Non ho mai pensato che scrivere potesse diventare la mia carriera. Io, semplicemente, scrivevo, senza pensare al domani. Scrivere per me era, ed è ancora, il mio modo per sviluppare un’idea sistematica dell’esistenza: non ho mai scritto nulla su di me e sulla mia vita, ma ho sempre usato i miei personaggi per provare sentimenti estremi, per affrontare avvenimenti che non mi sono mai capitati, per conoscere persone diverse da me, per capire le radici dell’amore, della paura, del desiderio, della depressione, dell’invidia.

Quando ho realizzato che nel profondo noi tutti parliamo la stessa lingua, ho pensato che avrei dovuto condividere i miei scritti con le altre persone, per far sì che potessero confrontarsi anche loro con I miei personaggi. Ma ancora non pensavo alla scrittura come a una possibile carriera.

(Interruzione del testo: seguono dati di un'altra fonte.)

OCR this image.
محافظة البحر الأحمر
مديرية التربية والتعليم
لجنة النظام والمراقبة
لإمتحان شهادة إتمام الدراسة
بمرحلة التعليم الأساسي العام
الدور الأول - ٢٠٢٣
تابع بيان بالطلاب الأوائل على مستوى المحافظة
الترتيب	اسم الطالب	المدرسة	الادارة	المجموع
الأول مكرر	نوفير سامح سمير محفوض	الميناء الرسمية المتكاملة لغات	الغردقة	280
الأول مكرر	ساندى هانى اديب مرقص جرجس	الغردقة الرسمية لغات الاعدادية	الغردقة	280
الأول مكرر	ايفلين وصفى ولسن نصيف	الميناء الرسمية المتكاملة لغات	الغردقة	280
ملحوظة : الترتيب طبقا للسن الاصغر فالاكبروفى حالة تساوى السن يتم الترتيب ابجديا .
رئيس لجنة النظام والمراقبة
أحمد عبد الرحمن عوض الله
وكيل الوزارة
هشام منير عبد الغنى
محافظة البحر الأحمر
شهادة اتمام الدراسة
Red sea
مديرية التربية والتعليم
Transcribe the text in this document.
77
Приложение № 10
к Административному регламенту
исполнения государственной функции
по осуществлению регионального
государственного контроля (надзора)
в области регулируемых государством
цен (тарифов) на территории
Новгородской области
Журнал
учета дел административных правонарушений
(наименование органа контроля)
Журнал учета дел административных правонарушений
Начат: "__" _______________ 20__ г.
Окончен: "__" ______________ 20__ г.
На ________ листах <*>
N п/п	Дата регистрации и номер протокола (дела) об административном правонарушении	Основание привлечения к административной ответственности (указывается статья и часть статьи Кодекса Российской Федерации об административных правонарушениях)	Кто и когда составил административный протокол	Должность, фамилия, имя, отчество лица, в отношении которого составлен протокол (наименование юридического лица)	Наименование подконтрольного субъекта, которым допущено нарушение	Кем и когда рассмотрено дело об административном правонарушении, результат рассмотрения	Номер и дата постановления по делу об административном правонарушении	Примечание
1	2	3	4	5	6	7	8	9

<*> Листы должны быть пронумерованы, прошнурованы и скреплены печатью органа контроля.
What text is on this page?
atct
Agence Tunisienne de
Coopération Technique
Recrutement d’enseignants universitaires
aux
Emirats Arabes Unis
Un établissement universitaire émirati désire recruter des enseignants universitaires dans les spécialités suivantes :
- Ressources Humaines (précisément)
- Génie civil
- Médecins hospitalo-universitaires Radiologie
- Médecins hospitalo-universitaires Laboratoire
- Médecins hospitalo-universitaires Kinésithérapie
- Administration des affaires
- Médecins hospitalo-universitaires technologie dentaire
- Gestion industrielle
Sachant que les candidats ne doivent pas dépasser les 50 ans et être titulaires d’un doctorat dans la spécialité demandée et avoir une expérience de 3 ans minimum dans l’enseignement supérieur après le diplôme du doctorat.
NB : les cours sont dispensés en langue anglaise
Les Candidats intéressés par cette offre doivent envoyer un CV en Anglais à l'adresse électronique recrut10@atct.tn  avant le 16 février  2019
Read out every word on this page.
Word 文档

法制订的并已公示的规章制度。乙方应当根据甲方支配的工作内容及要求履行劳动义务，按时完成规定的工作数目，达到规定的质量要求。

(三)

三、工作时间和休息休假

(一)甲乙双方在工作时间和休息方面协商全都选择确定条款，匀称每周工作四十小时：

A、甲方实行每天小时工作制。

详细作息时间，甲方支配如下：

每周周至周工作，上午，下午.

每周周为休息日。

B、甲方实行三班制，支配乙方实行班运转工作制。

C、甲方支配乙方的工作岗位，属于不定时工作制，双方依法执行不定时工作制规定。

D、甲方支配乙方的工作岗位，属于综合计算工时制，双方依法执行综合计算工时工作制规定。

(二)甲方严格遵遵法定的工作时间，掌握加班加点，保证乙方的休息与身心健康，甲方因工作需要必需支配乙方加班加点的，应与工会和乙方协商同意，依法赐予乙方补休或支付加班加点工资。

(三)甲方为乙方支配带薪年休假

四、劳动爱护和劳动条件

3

Mia mamma aveva sempre voluto per me un lavoro sicuro, in un ufficio per esempio. Tutto il mio mondo, a dire il vero, voleva che diventassi qualcuno con un titolo, dottore, ingegnere, professore. Ero quasi del tutto convinta che scrivere sarebbe rimasto solo un hobby, per sempre.

Cosa ti ha fatto cambiare idea?

La mia esperienza di studio negli Stati Uniti. Lontana dal mio mondo, ho trovato il mio universo. Quando sono tornata in pochi mesi mi sono laureata in Lettere e Filosofia e ho firmato un contratto con una casa editrice per la pubblicazione di “Ragione e Follia”, che avevo scritto 5 anni prima.

Questo non significa che sono una scrittrice, né che voglia che scrivere sia la mia carriera. 

Questo significa invece che la passione e il sacrificio portano naturalmente ad ottenere un risultato. 

Significa che saper affrontare un pagina bianca, che non essere spaventati da ciò che non conosciamo. Ogni cosa dipende dalle nostre scelte. 

Significa che, come io ho trovato me stessa attraverso le mie parole, così ognuno può trovare anche di più attraverso le storie degli altri. 

Significa che poter lavorare in quell’ufficio che mia mamma voleva per me. Ciò che conta sono la dedizione e l’impegno in ogni cosa che facciamo. E’ andare oltre la superficie per scoprire la profondità, l’essenza, la nostra ragione d’essere.